La déglobalisation comme solution

A propos du livre de Peter Mattmann-Allamand*

par Marianne Wüthrich, docteur en droit

Avec son livre «Deglobalisierung. Ein ökologisch-demokratischer Ausweg aus der Krise», (Dé-Mondialisation. Une issue écolo-démocratique de la crise), paru en 2021, Peter Mattmann-Allamand nous présente une synthèse impressionnante des riches connaissances politiques et philosophiques qu’il a développées depuis ses années d’étudiant, aux années 68. Sur ce fond de base, il fait participer le lecteur aux années préparant et caractérisant la mondialisation et propose finalement une vue d’ensemble et une voie possible envers la cohabitation du genre humain, à la mesure de l’homme et dans notre monde, fort d’une économie pour l’homme, intégrant notre responsabilité envers l’environnement. Pour Mattmann, en tant que Suisse politiquement actif, il est évident de se prononcer en faveur de l’ économie à petite échelle et de la démocratie directe. Parallèlement, l’auteur insère l’histoire de son propre développement politique et mental.

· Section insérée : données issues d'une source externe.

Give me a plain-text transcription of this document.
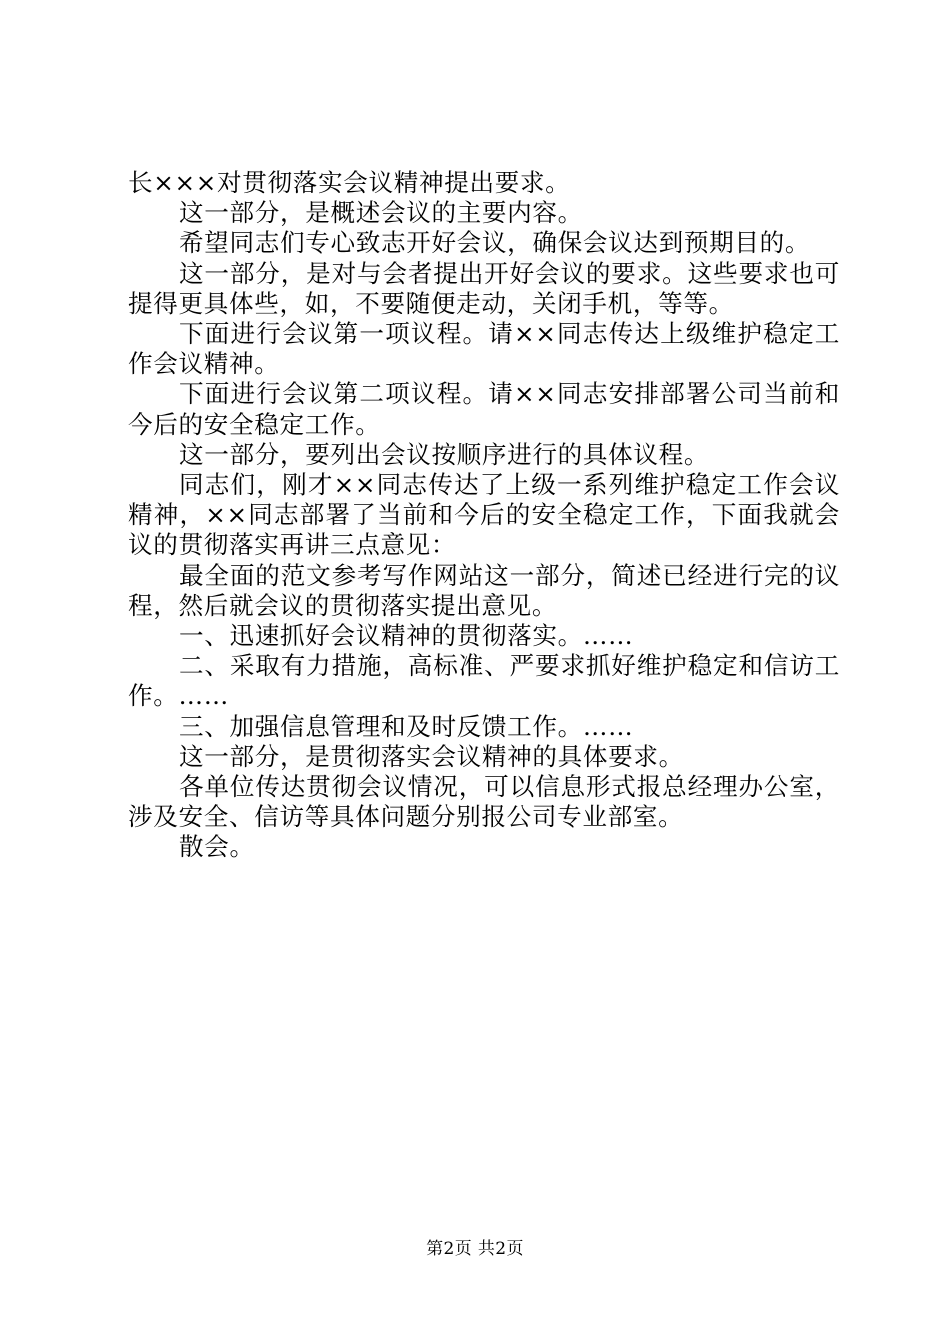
长×××对贯彻落实会议精神提出要求。

这一部分，是概述会议的主要内容。

希望同志们专心致志开好会议，确保会议达到预期目的。

这一部分，是对与会者提出开好会议的要求。这些要求也可提得更具体些，如，不要随便走动，关闭手机，等等。

下面进行会议第一项议程。请××同志传达上级维护稳定工作会议精神。

下面进行会议第二项议程。请××同志安排部署公司当前和今后的安全稳定工作。

这一部分，要列出会议按顺序进行的具体议程。

同志们，刚才××同志传达了上级一系列维护稳定工作会议精神，××同志部署了当前和今后的安全稳定工作，下面我就会议的贯彻落实再讲三点意见：

最全面的范文参考写作网站这一部分，简述已经进行完的议程，然后就会议的贯彻落实提出意见。

一、迅速抓好会议精神的贯彻落实。……

二、采取有力措施，高标准、严要求抓好维护稳定和信访工作。……

三、加强信息管理和及时反馈工作。……

这一部分，是贯彻落实会议精神的具体要求。

各单位传达贯彻会议情况，可以信息形式报总经理办公室，涉及安全、信访等具体问题分别报公司专业部室。

散会。

第2页 共2页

Dans les trois chapitres principaux, «Pré-mondialisation», «Mondialisation» et «Dé-mondialisation», les jeunes lecteurs assistent à une perception palpitante de ce qu’est l’histoire contemporaine des dernières décennies, tandis que les plus âgés sont invités d’activer leurs propres souvenirs: ainsi on a donc affaire à un précieux document d’époque, riche en thèmes et en théories, un amalgame qui s’oppose à un résumé réduit. Au lieu de cela, ce texte veut plutôt en présenter quelques idées clés qui donneront peut-être envie à l’un ou l’autre de lire le livre de Mattmann dans son intégralité. Tous les aspects abordés ici y paraissent enrichis par de nombreuses apprentissages et réflexions de fond et par les théories les plus diverses, allant de Marx à Brzezinski et de Hegel à la psychologie du développement. Ils sont tous accompagnés et mises en relief par les réflexions approfondies de l’auteur .

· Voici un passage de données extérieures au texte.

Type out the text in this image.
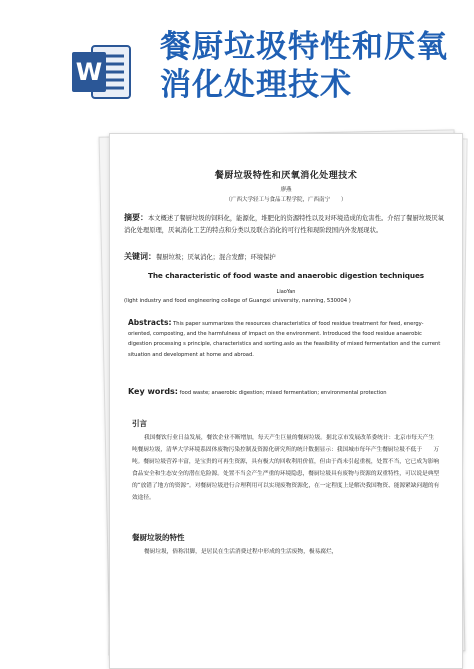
W
餐厨垃圾特性和厌氧消化处理技术
餐厨垃圾特性和厌氧消化处理技术
廖燕
（广西大学轻工与食品工程学院，广西南宁　　）
摘要：本文概述了餐厨垃圾的饲料化，能源化，堆肥化的资源特性以及对环境造成的危害性。介绍了餐厨垃圾厌氧消化处理原理，厌氧消化工艺的特点和分类以及联合消化的可行性和现阶段国内外发展现状。
关键词：餐厨垃圾；厌氧消化；混合发酵；环境保护
The characteristic of food waste and anaerobic digestion techniques
LiaoYan
(light industry and food engineering college of Guangxi university, nanning, 530004 )
Abstracts: This paper summarizes the resources characteristics of food residue treatment for feed, energy-oriented, composting, and the harmfulness of impact on the environment. Introduced the food residue anaerobic digestion processing s principle, characteristics and sorting.aslo as the feasibility of mixed fermentation and the current situation and development at home and abroad.
Key words: food waste; anaerobic digestion; mixed fermentation; environmental protection
引言
我国餐饮行业日益发展，餐饮企业不断增加，每天产生巨量的餐厨垃圾。据北京市发展改革委统计：北京市每天产生　　吨餐厨垃圾，清华大学环境系固体废物污染控制及资源化研究所的统计数据显示：我国城市每年产生餐厨垃圾不低于　　万吨。餐厨垃圾营养丰富，是宝贵的可再生资源，具有极大的回收利用价值，但由于尚未引起重视，处置不当，它已成为影响食品安全和生态安全的潜在危险源。处置不当会产生严重的环境隐患，餐厨垃圾具有废物与资源的双重特性，可以说是典型的“放错了地方的资源”。对餐厨垃圾进行合理利用可以实现废物资源化，在一定程度上是解决我国物资、能源紧缺问题的有效途径。
餐厨垃圾的特性
餐厨垃圾，俗称泔脚，是居民在生活消费过程中形成的生活废物，极易腐烂，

 «A bas l’Etat!»– parole erronée

Dans le chapitre «Pré-mondialisation», Peter Mattmann décrit ses propres expériences comme activiste du mouvement de 68 en Suisse, situant les événements de l’époque selon ses vues actuelles. En 1968, le jeune auteur a passé sa maturité au Collège d’Einsiedeln et a commencé ses études de médecine à l’université de Fribourg. C’est là qu’il est entré en contact avec des groupes du mouvement naissant de 68. «Dans la perspective de ma biographie personnelle, le mouvement de 68 était autre-chose que la rébellion contre des conditions insupportables. C’était plutôt un produit issue des transformations sociales liées à la prospérité des années de l’Après-guerre».  La formation intégrale et les enseignants ouverts d’esprit qu’il rencontrait au lycée catholique d’Einsiedeln lui ont tout de même implanté une deuxième base mentale, l’accompagnant toute sa vie (p. 93).
    En 1971, Peter Mattmann s’installé à Bâle pour terminer ses études de médecine. Là-bas, la Nouvelle Gauche avait un arrière-plan politique, beaucoup d’activistes étaient issus du mouvement ouvrier, pris de l’élan de s’impliquer activement en politique. La constitution suisse, basée sur les principes de la démocratie directe, le permettait, l’encourageait même. En revanche, dès le début de son engagement dans le courant 68, l’auteur s’est décidément démarqué des groupements violents. Pour lui, «la violence et le terrorisme sont […] apolitiques» et empêchent même tout «processus politique» de fond. Pour lui, à l’époque déjà, cette devise restait toujours valables, notamment en ce qui concernait le militantisme armé de la RAF et la «scène du spontanéisme anarchisant à laquelle appartenait un Joschka Fischer», mais aussi pour certains groupes suisses qui propageaient le slogan «Macht aus dem Staat Gurkensalat!» (Transformons l’Etat en salade de concombres): en dépit de cette devise, l’auteur réaffirme que «la politique ne résulte guère du chaos et a, tout au contraire, besoin de l’Etat de droit» (p. 109). Mattmann ajoute, en vue de certaines évolutions de la Gauche activiste actuelle: «Il est préoccupant de constater que les médias et de nombreux représentants de la gauche ne reconnaissent pas le caractère apolitique, voire antipolitique du ‹bloc noir›, minimisant ses actes de violence et considérant que ces phénomènes sont à tolérer puisqu’ils appartiendraient à la gauche politique, prise au sens large». (p. 109)

Les POCH et les Verts

En 1973, Peter Mattmann fonde, avec des personnes proches de ses idées, les POCH (Progressive Organisationen Schweiz – Organisations progressistes de Suisse) du canton de Lucerne – parti qui a également vu le jour dans plusieurs autres cantons – et est d’abord élu au parlement de la ville, ensuite, avec quatre autres, au parlement cantonal. Là, ils ont bien bousculé la vénérable caste des politiciens (p. 114) et sont devenus «un parti des nouveaux mouvements sociaux des années 1970». Le mouvement anti-nucléaire, le mouvement des femmes, le mouvement pour la paix, le mouvement de solidarité avec le tiers-monde en faisaient partie, mais aussi des préoccupations telles la transformation des villes et des immeubles en direction de la perte de la qualité de vie ou les formes de vie alternatives, revendications qu’ils introduisirent au parlement cantonal en essayant de les transformer en projets politiques (p. 118). Comme exemple, Mattmann mentionne que dans la première moitié des années 1980, de divers groupes cantonaux dans la mouvance écologique ont donné naissance à la Fédération des partis écologistes de Suisse (FPE) à laquelle de nombreux représentants de la POCH ont adhéré.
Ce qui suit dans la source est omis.